Key terms: alienage, race, gender, war, jurisdiction

Connections and comparisons: It is useful to consider the differences and similarities between how Deleuze, Griggers, and Keremidchieva deploy assemblage as a method for making sense of invisible societal systems. Deleuze deploys assemblage theory in order to reveal a system of forces that suspend, modulate, and codify us in ever present and inescapable ways. He is particularly attentive to how technology has augmented the controlling aspects of our societal structures until we transformed into a society entirely defined by perpetual and often unseeable control. Griggers’ assemblage is large—but not as large as Deleuze’s, despite the relative length of her work. She takes up “woman” and reasons how “woman” is constructed, defined, limited, coded, and territorialized by majoritarian society. She picks “woman” up and places her in different contexts, and in doing so helps us understand how she manifests in a very material sense. Keremidchieva looks to how assemblages operate in capacities that belie the tacit ways states consolidate power. Rather than taking a gigantic and clearly abstract idea like “woman”, Keremidchieva takes up an amendment and reveals the assembly of machinations that contributed to its conception, implementation, and rhetorical legacy.

Discussion Questions:

What is the value in using assemblage over using another method to identify societal structures? What can it give us that something like Foucault’s apparatus cannot?
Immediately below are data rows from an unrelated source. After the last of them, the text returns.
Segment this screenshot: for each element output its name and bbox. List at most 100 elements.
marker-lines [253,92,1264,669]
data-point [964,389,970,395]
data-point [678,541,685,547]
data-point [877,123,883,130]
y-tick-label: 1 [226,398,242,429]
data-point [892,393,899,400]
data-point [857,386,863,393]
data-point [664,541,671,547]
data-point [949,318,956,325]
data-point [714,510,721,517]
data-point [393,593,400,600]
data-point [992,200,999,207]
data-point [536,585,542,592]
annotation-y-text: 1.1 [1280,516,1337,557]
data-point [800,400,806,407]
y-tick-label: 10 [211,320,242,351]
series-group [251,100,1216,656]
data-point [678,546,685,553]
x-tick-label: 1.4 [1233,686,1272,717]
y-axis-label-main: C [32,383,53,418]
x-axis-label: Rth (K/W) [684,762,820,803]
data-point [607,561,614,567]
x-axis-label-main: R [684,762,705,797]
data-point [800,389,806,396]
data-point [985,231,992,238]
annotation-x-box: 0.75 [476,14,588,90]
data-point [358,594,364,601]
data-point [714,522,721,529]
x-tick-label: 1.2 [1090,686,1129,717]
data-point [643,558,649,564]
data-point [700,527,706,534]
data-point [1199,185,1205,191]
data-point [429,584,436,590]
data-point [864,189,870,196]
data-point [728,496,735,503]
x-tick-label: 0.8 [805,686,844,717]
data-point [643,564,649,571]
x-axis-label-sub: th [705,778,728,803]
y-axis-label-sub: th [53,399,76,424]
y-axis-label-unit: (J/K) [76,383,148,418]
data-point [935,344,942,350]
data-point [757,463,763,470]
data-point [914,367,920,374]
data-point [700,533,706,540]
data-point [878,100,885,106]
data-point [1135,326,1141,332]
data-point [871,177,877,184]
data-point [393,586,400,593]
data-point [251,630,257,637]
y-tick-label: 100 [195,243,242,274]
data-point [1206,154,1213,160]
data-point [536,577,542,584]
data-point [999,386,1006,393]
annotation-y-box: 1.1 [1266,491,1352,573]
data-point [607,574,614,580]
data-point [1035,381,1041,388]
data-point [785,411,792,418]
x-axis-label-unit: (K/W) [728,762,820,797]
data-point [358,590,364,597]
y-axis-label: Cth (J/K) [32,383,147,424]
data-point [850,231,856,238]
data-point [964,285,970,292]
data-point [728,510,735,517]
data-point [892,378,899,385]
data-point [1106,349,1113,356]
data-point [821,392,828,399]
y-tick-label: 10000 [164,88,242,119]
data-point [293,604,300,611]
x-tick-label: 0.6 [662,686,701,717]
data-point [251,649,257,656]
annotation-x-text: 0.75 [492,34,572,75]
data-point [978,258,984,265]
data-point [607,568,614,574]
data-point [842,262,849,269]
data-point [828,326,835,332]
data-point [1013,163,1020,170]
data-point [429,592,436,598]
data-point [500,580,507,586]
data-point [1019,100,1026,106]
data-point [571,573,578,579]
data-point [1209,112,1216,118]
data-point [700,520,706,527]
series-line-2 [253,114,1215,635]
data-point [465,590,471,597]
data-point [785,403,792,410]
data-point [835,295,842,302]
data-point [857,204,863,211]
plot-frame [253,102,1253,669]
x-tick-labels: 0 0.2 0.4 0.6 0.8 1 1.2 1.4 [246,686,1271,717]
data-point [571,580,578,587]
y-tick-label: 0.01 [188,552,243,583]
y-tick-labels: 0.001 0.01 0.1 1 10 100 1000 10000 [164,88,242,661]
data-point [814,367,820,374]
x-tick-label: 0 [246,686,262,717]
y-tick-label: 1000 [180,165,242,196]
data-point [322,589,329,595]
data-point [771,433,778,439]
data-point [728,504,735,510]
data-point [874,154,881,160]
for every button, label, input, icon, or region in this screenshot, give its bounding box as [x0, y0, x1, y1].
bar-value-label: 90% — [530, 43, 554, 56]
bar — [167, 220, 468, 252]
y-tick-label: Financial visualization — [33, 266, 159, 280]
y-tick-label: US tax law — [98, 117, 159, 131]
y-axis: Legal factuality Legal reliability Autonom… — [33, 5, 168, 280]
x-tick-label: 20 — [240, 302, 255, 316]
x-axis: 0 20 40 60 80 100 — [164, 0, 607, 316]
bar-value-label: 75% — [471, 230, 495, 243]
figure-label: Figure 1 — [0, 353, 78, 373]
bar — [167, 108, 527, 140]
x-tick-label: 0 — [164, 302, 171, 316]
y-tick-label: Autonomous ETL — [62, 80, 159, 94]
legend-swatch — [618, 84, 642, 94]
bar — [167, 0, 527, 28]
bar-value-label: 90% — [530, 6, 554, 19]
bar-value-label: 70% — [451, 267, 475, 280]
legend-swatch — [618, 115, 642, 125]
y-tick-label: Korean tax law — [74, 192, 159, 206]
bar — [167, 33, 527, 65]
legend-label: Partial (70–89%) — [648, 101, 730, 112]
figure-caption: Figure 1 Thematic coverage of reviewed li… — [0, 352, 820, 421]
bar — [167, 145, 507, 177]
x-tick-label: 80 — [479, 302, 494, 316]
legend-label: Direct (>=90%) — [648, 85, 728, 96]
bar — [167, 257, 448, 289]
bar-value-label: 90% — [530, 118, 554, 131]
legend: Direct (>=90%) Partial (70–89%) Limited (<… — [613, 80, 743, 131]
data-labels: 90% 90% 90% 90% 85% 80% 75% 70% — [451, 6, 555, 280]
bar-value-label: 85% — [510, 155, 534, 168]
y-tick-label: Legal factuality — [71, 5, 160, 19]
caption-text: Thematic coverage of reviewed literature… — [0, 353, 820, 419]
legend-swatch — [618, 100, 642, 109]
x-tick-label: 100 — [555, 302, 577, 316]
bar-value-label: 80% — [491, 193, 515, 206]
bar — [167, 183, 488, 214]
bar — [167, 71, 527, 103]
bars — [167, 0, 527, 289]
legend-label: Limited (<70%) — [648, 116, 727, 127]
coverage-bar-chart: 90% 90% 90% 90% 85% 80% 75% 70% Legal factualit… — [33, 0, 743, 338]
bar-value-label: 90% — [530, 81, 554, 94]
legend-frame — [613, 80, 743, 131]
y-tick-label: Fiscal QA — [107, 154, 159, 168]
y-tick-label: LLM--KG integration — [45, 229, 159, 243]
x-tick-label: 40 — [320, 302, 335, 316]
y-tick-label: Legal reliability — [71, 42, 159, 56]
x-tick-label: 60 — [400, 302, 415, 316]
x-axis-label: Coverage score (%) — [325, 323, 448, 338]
What differences do you note between these assemblage pieces that I did not emphasize?

What methods might assemblage work alongside? Or is assemblage a solitary method? What objects does assemblage enable us to examine?

What distinguishes assemblage from actor-network theory? Is one of these methods more rhetorical than the other?

Additional Readings:

Bennett, Jane. Vibrant Matter: A Political Ecology of Things. Durham, NC: Duke University Press, 2010.

Priyadharshini, Esther, and Amy Pressland. "Analysis as Assemblage: Making Sense of Polysemous Texts." Critical Studies in Media Communication 35, no. 5 (2018): 420-39.

Rickert, Thomas J. Ambient Rhetoric: The Attunements of Rhetorical Being. Pittsburgh, PA: University of Pittsburgh Press, 2013.